Backstage herrscht ein dichtes Gedränge und geordnetes Chaos. Jeder nimmt ein Badetuch mit und legt seine Trainingstasche und diverse Cremes, Snacks und Hanteln rund herum auf den Boden. Das ist dann auch sozusagen der private Bereich für die Vorbereitungen der Athleten. Das Bräunen ist der langwierigste und schwierigste Teil der Vorbereitungen. Hier wird auch sehr kollegial mal den Mitstreitern ausgeholfen. Die meisten haben jedoch einen Freund oder Freundin mit dabei, um beim Auftragen der Bräunungscremes zu helfen. Eine etwas professionellere Variante sind die „Tan Tents". Die Athleten stellen sich nackt hinein und werden dann durch Mitarbeiter von „Pro Tan" am ganzen Körper eingesprüht. Vor dem Wettkampf liegen die meisten dann mit hochgelagerten Beinen auf dem Boden. Ich vermute, dass es hierbei um die Durchblutung geht. Das Essen, das sie kurz vor ihren Auftritten in sich reinstopfen, sieht meist sehr ungesund aus. Schokolade und Nutella in allen erdenklichen Varianten auf Reiscracker und Bananen.
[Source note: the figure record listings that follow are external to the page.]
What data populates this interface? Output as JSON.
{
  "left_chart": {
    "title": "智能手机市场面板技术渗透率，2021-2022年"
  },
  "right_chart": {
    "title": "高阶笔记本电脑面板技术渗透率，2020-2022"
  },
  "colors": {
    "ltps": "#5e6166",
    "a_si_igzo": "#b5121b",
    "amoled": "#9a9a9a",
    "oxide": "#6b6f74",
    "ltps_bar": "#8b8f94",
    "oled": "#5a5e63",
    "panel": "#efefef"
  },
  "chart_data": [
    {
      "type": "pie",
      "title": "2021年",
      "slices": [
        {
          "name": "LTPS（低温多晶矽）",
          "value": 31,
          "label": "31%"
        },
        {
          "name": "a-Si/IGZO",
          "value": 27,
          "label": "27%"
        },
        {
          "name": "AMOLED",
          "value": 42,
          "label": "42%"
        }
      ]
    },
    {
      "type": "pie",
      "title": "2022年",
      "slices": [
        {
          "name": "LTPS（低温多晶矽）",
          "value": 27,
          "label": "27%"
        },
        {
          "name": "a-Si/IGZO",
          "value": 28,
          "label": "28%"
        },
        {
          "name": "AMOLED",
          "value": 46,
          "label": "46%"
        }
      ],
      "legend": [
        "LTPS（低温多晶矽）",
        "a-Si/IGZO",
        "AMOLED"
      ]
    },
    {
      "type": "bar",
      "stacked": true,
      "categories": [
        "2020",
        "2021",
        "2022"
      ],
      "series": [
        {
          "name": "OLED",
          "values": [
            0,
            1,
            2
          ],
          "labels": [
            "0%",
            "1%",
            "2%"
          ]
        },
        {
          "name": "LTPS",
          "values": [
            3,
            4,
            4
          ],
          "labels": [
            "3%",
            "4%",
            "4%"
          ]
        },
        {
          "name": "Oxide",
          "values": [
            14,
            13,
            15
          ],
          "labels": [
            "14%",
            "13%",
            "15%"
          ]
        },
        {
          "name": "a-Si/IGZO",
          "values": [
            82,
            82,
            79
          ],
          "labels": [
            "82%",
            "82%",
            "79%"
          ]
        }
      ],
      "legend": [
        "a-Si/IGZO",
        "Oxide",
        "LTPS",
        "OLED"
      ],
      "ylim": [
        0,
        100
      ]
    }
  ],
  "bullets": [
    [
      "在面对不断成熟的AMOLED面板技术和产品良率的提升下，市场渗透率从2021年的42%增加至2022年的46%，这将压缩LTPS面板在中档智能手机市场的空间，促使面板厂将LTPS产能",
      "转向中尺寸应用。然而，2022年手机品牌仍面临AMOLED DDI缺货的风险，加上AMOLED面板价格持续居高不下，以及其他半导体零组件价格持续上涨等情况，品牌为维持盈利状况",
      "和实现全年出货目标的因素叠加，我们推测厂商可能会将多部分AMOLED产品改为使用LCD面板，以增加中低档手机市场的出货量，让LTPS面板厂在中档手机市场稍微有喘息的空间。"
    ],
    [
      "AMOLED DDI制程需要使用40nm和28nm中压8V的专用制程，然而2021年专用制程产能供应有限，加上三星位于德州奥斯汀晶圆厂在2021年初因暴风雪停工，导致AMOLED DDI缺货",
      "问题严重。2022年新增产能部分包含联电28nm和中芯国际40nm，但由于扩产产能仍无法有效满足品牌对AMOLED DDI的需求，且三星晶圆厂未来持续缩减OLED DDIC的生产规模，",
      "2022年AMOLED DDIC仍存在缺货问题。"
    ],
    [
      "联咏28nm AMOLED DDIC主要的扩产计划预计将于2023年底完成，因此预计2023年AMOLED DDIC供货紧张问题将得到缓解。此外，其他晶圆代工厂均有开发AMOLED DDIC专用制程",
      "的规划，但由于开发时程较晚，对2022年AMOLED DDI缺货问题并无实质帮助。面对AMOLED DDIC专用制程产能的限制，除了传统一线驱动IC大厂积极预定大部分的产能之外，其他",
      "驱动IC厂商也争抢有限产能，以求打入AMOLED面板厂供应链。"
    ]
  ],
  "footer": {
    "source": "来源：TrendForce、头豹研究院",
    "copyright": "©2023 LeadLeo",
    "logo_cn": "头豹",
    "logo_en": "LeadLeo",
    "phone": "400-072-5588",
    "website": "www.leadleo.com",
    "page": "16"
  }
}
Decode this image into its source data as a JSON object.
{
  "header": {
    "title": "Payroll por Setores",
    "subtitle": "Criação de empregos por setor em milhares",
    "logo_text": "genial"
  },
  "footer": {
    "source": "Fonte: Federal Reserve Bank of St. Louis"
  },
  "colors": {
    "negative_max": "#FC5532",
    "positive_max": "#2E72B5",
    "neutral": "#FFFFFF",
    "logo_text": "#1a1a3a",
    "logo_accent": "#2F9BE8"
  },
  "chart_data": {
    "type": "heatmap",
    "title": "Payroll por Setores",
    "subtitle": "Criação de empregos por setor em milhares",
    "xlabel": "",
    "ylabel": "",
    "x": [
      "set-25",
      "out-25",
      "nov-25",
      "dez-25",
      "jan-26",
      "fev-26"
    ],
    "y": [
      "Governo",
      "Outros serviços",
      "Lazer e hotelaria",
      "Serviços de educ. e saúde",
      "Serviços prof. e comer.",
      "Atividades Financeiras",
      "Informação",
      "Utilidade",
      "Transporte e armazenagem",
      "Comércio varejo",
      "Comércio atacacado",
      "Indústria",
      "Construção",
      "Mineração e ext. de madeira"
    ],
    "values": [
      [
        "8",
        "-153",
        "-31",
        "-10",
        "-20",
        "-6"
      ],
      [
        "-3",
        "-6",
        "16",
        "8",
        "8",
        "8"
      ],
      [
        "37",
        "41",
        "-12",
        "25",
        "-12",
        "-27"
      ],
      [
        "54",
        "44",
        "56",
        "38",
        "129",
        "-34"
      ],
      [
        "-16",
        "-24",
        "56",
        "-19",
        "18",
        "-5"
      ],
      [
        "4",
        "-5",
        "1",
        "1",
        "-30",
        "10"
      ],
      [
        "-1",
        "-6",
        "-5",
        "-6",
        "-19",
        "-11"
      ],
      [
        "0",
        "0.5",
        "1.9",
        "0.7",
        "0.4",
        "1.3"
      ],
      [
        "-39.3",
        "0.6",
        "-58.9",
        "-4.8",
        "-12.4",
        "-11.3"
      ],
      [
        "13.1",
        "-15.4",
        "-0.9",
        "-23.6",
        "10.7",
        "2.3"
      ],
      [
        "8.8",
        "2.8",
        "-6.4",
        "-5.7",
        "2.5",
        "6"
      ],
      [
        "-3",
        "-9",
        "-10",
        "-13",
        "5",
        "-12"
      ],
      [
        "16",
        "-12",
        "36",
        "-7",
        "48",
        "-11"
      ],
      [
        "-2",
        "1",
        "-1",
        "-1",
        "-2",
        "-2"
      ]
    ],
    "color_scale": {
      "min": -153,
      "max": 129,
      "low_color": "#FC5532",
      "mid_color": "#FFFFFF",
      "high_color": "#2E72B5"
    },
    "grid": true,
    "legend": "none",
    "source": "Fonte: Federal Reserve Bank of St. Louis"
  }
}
Hast du während deiner Zeit dort irgendetwas erlebt, das dir im Kopf geblieben ist?
Als ich am letzten Tag der Meisterschaft zu Beginn der Vorbereitungen ankam, stand eine etwas ältere Dame nackt in der prallen Sonne mitten auf dem Parkplatz vor dem Veranstaltungsort und ließ sich dort gewissenhaft mit Bräunungscreme einschmieren. Das war ein sehr schönes Bild und ich wusste, das wird ein guter Tag.

Was hältst du persönlich vom Selbstoptimierungswahn?
Ich finde das generell ein sehr heikles Thema. Gerade junge Menschen lassen sich gerne durch Gruppenzwang beeinflussen und gehen dabei gerne an ihre Grenzen. Hoffentlich nimmt dieser Wahnsinn bald ein Ende. Durch meine Arbeit als Fotograf ist mir jedoch aufgefallen, dass die Körperlichkeit oft sekundär ist. Menschen mit einem starken Selbstbewusstsein fallen immer auf.

Du warst vor ein paar Jahren schon einmal vor Ort. Warum bist du zurückgekehrt, um noch mehr Fotos zu machen? Warum war die Geschichte noch nicht zu Ende erzählt?
Ich fand das damals so spannend, dass ich beschlossen habe, das Thema weiterzuverfolgen und dranzubleiben. Irgendwie entdeckt man jedes Mal was Neues. Alleine für das Bild mit den drei Mädels auf dem Boden in ihrem Chaos, finde ich, hat sich der erneute Besuch schon gelohnt.

Wie waren die Reaktionen auf die Bilder aus der Community und auch von Leuten, die nichts mit dieser Welt zu tun haben und vielleicht auch Vorurteile haben?
Die meisten finden diese Welt sehr skurril und können nicht viel damit anfangen. Als ich Anfang des Jahres in Vietnam war und dort an einer Serie gearbeitet hatte, wo sich Menschen von Kopf bis Fuß verschleiern und zusätzlich mit Whitening-Cremes einschmieren, damit ihre Haut so hell wie möglich bleibt, musste ich auch gleich an die Bodybuilder und ihre Bräunungscremes denken. Eine verrückte Welt. Ich liebe sie.